State Bonuses for County Officials in Crosshairs of Budget Cutters

What might be characterized as thinly-disguised bribes to keep county officials running for the Illinois General Assembly have come under attack in the Daily Herald in an article by Jack Griffin.

The Daily Herald promoted its stipend article on its web page.

Called “stipends,” they are payments to county officials for doing the jobs for which county taxpayers compensate them.

Who gets the money?

County clerks, court clerks, sheriffs, auditors, recorders, coroners and treasurers.

The so-called justification is that the county officials do work for state government, so state government should be paying the officials.

I can’t remember voting on the issue, so I assume they were passed in the 1980’s when I was in elective office remission.

Back in the late 1960’s when I was McHenry County Treasurer our office actually collected the inheritance tax for forwarding to the State Treasurer’s Office.  County Board member Tina Hill’s father John Licastro served as an Assistant Attorney General and brought such deposits into the office.

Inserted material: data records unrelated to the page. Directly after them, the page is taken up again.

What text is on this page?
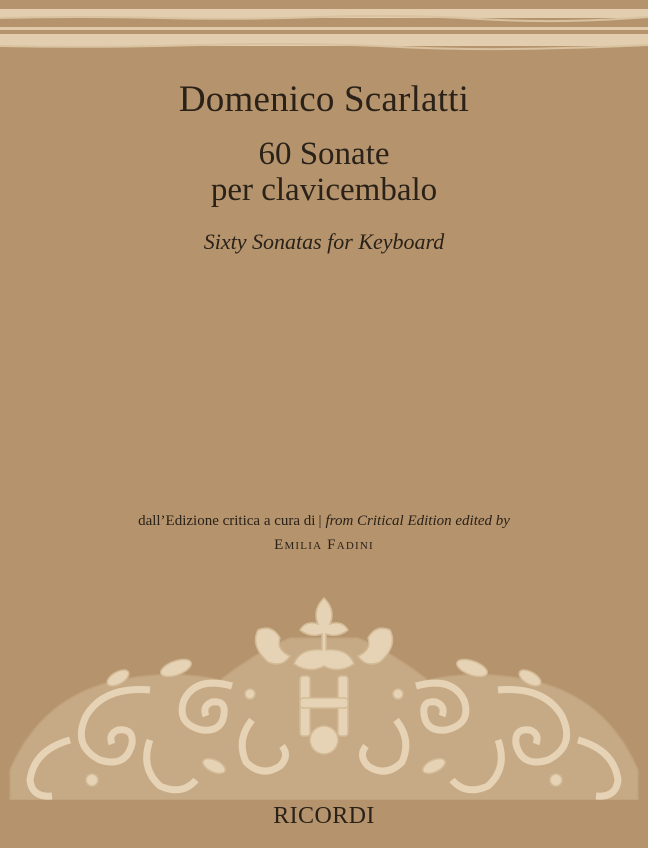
Domenico Scarlatti
60 Sonate
per clavicembalo
Sixty Sonatas for Keyboard
dall’Edizione critica a cura di | from Critical Edition edited by
Emilia Fadini
RICORDI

As I mentioned above, I think the reason is that state legislators want to encourage county officials not to challenge them.

The Daily Herald reports that the annual cost of these $6,500 stipends is $3.4 million.

The BGA’s Andy Shaw is quoted as saying, “…public officials in big counties around Chicago are very well compensated by county taxpayers and don’t need or deserve a bonus from the state, especially when the bonuses are also used to boost pensions, which adds millions of additional dollars in pension obligations.”